Myopic Macular Degeneration. When myopia is extremely high, it can cause the retina to stretch, leading tears to form in the macula and bleeding to occur in the areas beneath the retina. Studies show that there is a very high risk for myopic macular degeneration with high myopia, which can result in irreversible vision loss and even blindness.
Atropine Eye Drops
One of the methods of reducing the progression of myopia is the use of eye drops. Atropine drops are the same drops used by optometrists or ophthalmologists to dilate your eyes.
Myopia management through ultra low doses of atropine has been shown to reduce myopia progression with fewer side effects like light sensitivity. Plus, they have a lower risk of rebound prescription change compared to a higher percentage of atropine.
Atropine is great for younger children and can be used in conjunction with orthokeratology or multifocal contact lenses when necessary.
Overnight Orthokeratology or Ortho-K Lenses
One of the most effective methods of reducing the progression of Myopia in children is through Orthokeratology. Ortho K contacts are special contact lenses that are designed specifically for your child's eyes, and are worn only at night time. Besides for the major benefit of reducing myopia progression, Ortho K contacts keep your children contact lens and glasses free during the day.
Although contact lenses for myopia management have the benefit of increasing self esteem, Ortho-K has the greatest impact in building confidence, improving peripheral vision, and reducing the chances of sports-related injuries.
Daytime Soft Contact Lenses
Soft daily multifocal contact lenses are the newest trend in controlling the progression of myopia in children. New products specifically created for myopic children and teens are being released by some of the larger contact lens manufacturers.
With both past and ongoing research showing the effectiveness of myopia management, parents are being encouraged to allow their children to wear contact lenses. Children as young as 8 years old found contact lenses to be easy to use and overwhelmingly preferred contacts over glasses.

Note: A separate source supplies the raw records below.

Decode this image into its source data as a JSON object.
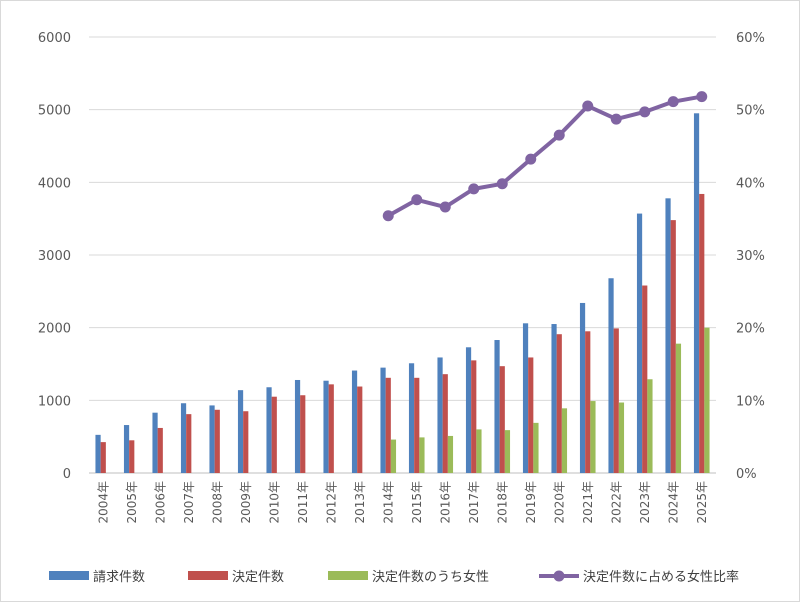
{
  "chart_data": {
    "type": "bar",
    "categories": [
      "2004年",
      "2005年",
      "2006年",
      "2007年",
      "2008年",
      "2009年",
      "2010年",
      "2011年",
      "2012年",
      "2013年",
      "2014年",
      "2015年",
      "2016年",
      "2017年",
      "2018年",
      "2019年",
      "2020年",
      "2021年",
      "2022年",
      "2023年",
      "2024年",
      "2025年"
    ],
    "series": [
      {
        "name": "請求件数",
        "type": "bar",
        "axis": "left",
        "color": "#4f81bd",
        "values": [
          525,
          660,
          830,
          960,
          930,
          1140,
          1180,
          1280,
          1270,
          1410,
          1450,
          1510,
          1590,
          1730,
          1830,
          2060,
          2050,
          2340,
          2680,
          3570,
          3780,
          4950
        ]
      },
      {
        "name": "決定件数",
        "type": "bar",
        "axis": "left",
        "color": "#c0504d",
        "values": [
          425,
          450,
          620,
          810,
          870,
          850,
          1050,
          1070,
          1220,
          1190,
          1310,
          1310,
          1360,
          1550,
          1470,
          1590,
          1910,
          1950,
          1990,
          2580,
          3480,
          3840
        ]
      },
      {
        "name": "決定件数のうち女性",
        "type": "bar",
        "axis": "left",
        "color": "#9bbb59",
        "values": [
          null,
          null,
          null,
          null,
          null,
          null,
          null,
          null,
          null,
          null,
          460,
          490,
          510,
          600,
          590,
          690,
          890,
          990,
          970,
          1290,
          1780,
          2000
        ]
      },
      {
        "name": "決定件数に占める女性比率",
        "type": "line",
        "axis": "right",
        "color": "#8064a2",
        "values": [
          null,
          null,
          null,
          null,
          null,
          null,
          null,
          null,
          null,
          null,
          0.354,
          0.376,
          0.366,
          0.391,
          0.398,
          0.432,
          0.465,
          0.505,
          0.487,
          0.497,
          0.511,
          0.518
        ]
      }
    ],
    "yticks_left": [
      "0",
      "1000",
      "2000",
      "3000",
      "4000",
      "5000",
      "6000"
    ],
    "yticks_right": [
      "0%",
      "10%",
      "20%",
      "30%",
      "40%",
      "50%",
      "60%"
    ],
    "ylim_left": [
      0,
      6000
    ],
    "ylim_right": [
      0,
      0.6
    ],
    "grid": true,
    "legend_position": "bottom"
  }
}
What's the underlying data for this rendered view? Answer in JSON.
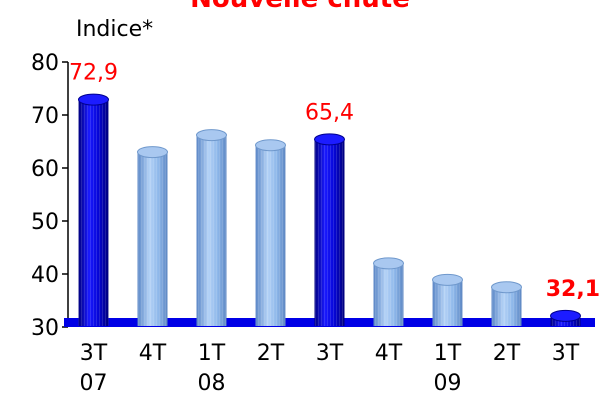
{
  "chart_data": {
    "type": "bar",
    "title": "Nouvelle chute",
    "ylabel": "Indice*",
    "ylim": [
      30,
      80
    ],
    "yticks": [
      30,
      40,
      50,
      60,
      70,
      80
    ],
    "categories": [
      {
        "quarter": "3T",
        "year": "07"
      },
      {
        "quarter": "4T",
        "year": ""
      },
      {
        "quarter": "1T",
        "year": "08"
      },
      {
        "quarter": "2T",
        "year": ""
      },
      {
        "quarter": "3T",
        "year": ""
      },
      {
        "quarter": "4T",
        "year": ""
      },
      {
        "quarter": "1T",
        "year": "09"
      },
      {
        "quarter": "2T",
        "year": ""
      },
      {
        "quarter": "3T",
        "year": ""
      }
    ],
    "values": [
      72.9,
      63.0,
      66.2,
      64.3,
      65.4,
      42.0,
      38.9,
      37.5,
      32.1
    ],
    "highlighted": [
      0,
      4,
      8
    ],
    "data_labels": [
      {
        "index": 0,
        "text": "72,9",
        "bold": false
      },
      {
        "index": 4,
        "text": "65,4",
        "bold": false
      },
      {
        "index": 8,
        "text": "32,1",
        "bold": true
      }
    ],
    "colors": {
      "highlight": "#0a0ad0",
      "normal": "#8db8ec",
      "base": "#0000e6",
      "label": "#ff0000"
    }
  }
}
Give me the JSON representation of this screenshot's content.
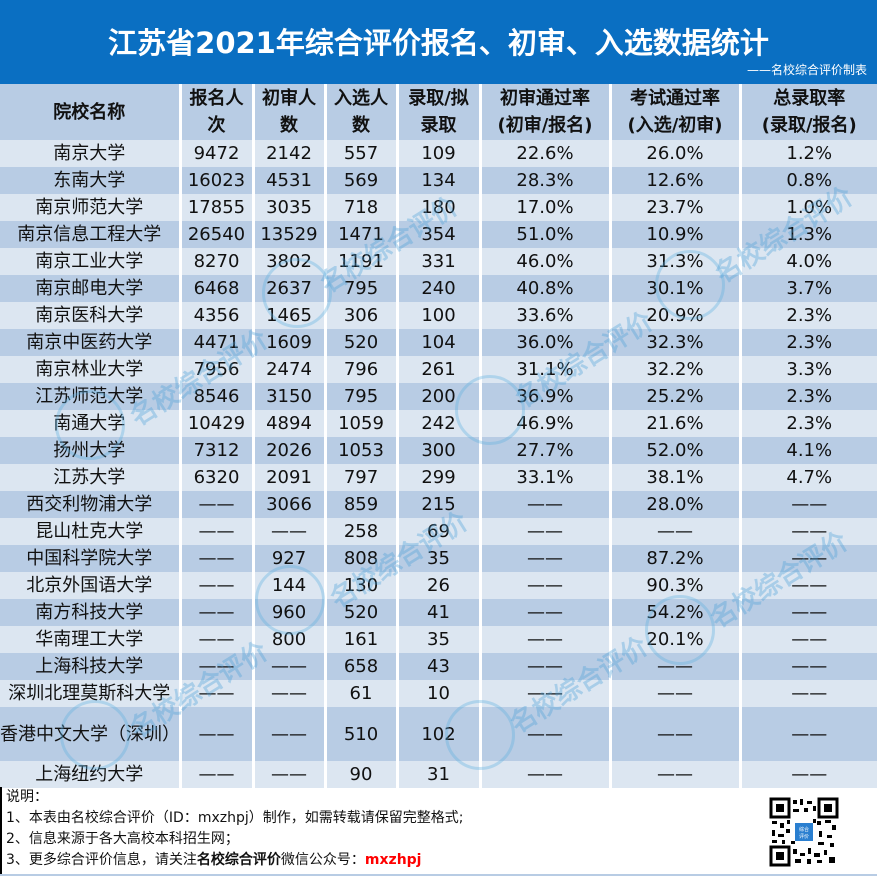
{
  "header": {
    "title": "江苏省2021年综合评价报名、初审、入选数据统计",
    "subtitle": "——名校综合评价制表"
  },
  "table": {
    "columns": [
      {
        "line1": "院校名称",
        "line2": ""
      },
      {
        "line1": "报名人",
        "line2": "次"
      },
      {
        "line1": "初审人",
        "line2": "数"
      },
      {
        "line1": "入选人",
        "line2": "数"
      },
      {
        "line1": "录取/拟",
        "line2": "录取"
      },
      {
        "line1": "初审通过率",
        "line2": "(初审/报名)"
      },
      {
        "line1": "考试通过率",
        "line2": "(入选/初审)"
      },
      {
        "line1": "总录取率",
        "line2": "(录取/报名)"
      }
    ],
    "rows": [
      [
        "南京大学",
        "9472",
        "2142",
        "557",
        "109",
        "22.6%",
        "26.0%",
        "1.2%"
      ],
      [
        "东南大学",
        "16023",
        "4531",
        "569",
        "134",
        "28.3%",
        "12.6%",
        "0.8%"
      ],
      [
        "南京师范大学",
        "17855",
        "3035",
        "718",
        "180",
        "17.0%",
        "23.7%",
        "1.0%"
      ],
      [
        "南京信息工程大学",
        "26540",
        "13529",
        "1471",
        "354",
        "51.0%",
        "10.9%",
        "1.3%"
      ],
      [
        "南京工业大学",
        "8270",
        "3802",
        "1191",
        "331",
        "46.0%",
        "31.3%",
        "4.0%"
      ],
      [
        "南京邮电大学",
        "6468",
        "2637",
        "795",
        "240",
        "40.8%",
        "30.1%",
        "3.7%"
      ],
      [
        "南京医科大学",
        "4356",
        "1465",
        "306",
        "100",
        "33.6%",
        "20.9%",
        "2.3%"
      ],
      [
        "南京中医药大学",
        "4471",
        "1609",
        "520",
        "104",
        "36.0%",
        "32.3%",
        "2.3%"
      ],
      [
        "南京林业大学",
        "7956",
        "2474",
        "796",
        "261",
        "31.1%",
        "32.2%",
        "3.3%"
      ],
      [
        "江苏师范大学",
        "8546",
        "3150",
        "795",
        "200",
        "36.9%",
        "25.2%",
        "2.3%"
      ],
      [
        "南通大学",
        "10429",
        "4894",
        "1059",
        "242",
        "46.9%",
        "21.6%",
        "2.3%"
      ],
      [
        "扬州大学",
        "7312",
        "2026",
        "1053",
        "300",
        "27.7%",
        "52.0%",
        "4.1%"
      ],
      [
        "江苏大学",
        "6320",
        "2091",
        "797",
        "299",
        "33.1%",
        "38.1%",
        "4.7%"
      ],
      [
        "西交利物浦大学",
        "——",
        "3066",
        "859",
        "215",
        "——",
        "28.0%",
        "——"
      ],
      [
        "昆山杜克大学",
        "——",
        "——",
        "258",
        "69",
        "——",
        "——",
        "——"
      ],
      [
        "中国科学院大学",
        "——",
        "927",
        "808",
        "35",
        "——",
        "87.2%",
        "——"
      ],
      [
        "北京外国语大学",
        "——",
        "144",
        "130",
        "26",
        "——",
        "90.3%",
        "——"
      ],
      [
        "南方科技大学",
        "——",
        "960",
        "520",
        "41",
        "——",
        "54.2%",
        "——"
      ],
      [
        "华南理工大学",
        "——",
        "800",
        "161",
        "35",
        "——",
        "20.1%",
        "——"
      ],
      [
        "上海科技大学",
        "——",
        "——",
        "658",
        "43",
        "——",
        "——",
        "——"
      ],
      [
        "深圳北理莫斯科大学",
        "——",
        "——",
        "61",
        "10",
        "——",
        "——",
        "——"
      ],
      [
        "香港中文大学（深圳）",
        "——",
        "——",
        "510",
        "102",
        "——",
        "——",
        "——"
      ],
      [
        "上海纽约大学",
        "——",
        "——",
        "90",
        "31",
        "——",
        "——",
        "——"
      ]
    ]
  },
  "notes": {
    "heading": "说明：",
    "line1": "1、本表由名校综合评价（ID：mxzhpj）制作，如需转载请保留完整格式;",
    "line2": "2、信息来源于各大高校本科招生网；",
    "line3_prefix": "3、更多综合评价信息，请关注",
    "line3_bold": "名校综合评价",
    "line3_mid": "微信公众号：",
    "line3_red": "mxzhpj"
  },
  "qr": {
    "icon": "qr-code-icon",
    "center_label_1": "综合",
    "center_label_2": "评价"
  },
  "watermark": {
    "text": "名校综合评价",
    "sub": "微信号:mxzhpj",
    "logo": "ZP"
  },
  "colors": {
    "title_bg": "#0a6fc2",
    "header_bg": "#b8cce4",
    "row_light": "#dce6f1",
    "row_dark": "#b8cce4",
    "accent_red": "#ff0000"
  }
}
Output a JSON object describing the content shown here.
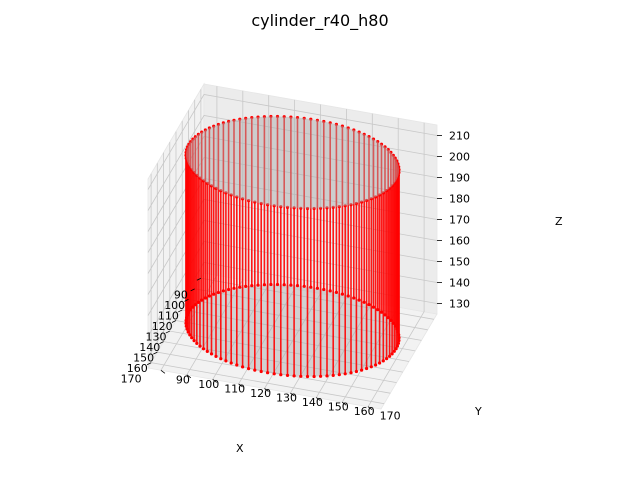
{
  "chart_data": {
    "type": "scatter",
    "projection": "3d",
    "title": "cylinder_r40_h80",
    "xlabel": "X",
    "ylabel": "Y",
    "zlabel": "Z",
    "x_ticks": [
      "90",
      "100",
      "110",
      "120",
      "130",
      "140",
      "150",
      "160",
      "170"
    ],
    "y_ticks": [
      "90",
      "100",
      "110",
      "120",
      "130",
      "140",
      "150",
      "160",
      "170"
    ],
    "z_ticks": [
      "130",
      "140",
      "150",
      "160",
      "170",
      "180",
      "190",
      "200",
      "210"
    ],
    "xlim": [
      85,
      175
    ],
    "ylim": [
      85,
      175
    ],
    "zlim": [
      125,
      215
    ],
    "grid": true,
    "series": [
      {
        "shape": "cylinder",
        "center": [
          130,
          130
        ],
        "radius": 40,
        "z_range": [
          130,
          210
        ],
        "segments": 100,
        "color": "#ff0000"
      }
    ]
  }
}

I’ve always had a great experience with Hartsdale Family Eyecare. Dr. Schwartz really cares about slowing down my myopia and she is up-to-date on the latest research relating to myopia. In the past few years, my prescription has stayed relatively the same due to Dr. Schwartz’s use of multifocal contact lenses.
Why Choose Hartsdale Family Eyecare?
Dr. Arlene Schwartz specializes in myopia management methods to help each of her younger patients manage their myopia or nearsightedness to retain a healthy level of vision. Myopia is an underestimated disease that is estimated to affect nearly half the population in 20 years!
Due to spending excessive amounts of time indoors and overusing our near vision, children become nearsighted earlier and earlier, resulting in high myopia in later years. High myopia, even just -4, greatly increases the risk of eye diseases like macular degeneration or glaucoma. Myopia management utilizes scientifically backed techniques to ensure a child’s vision stays at a normal level for a healthier future.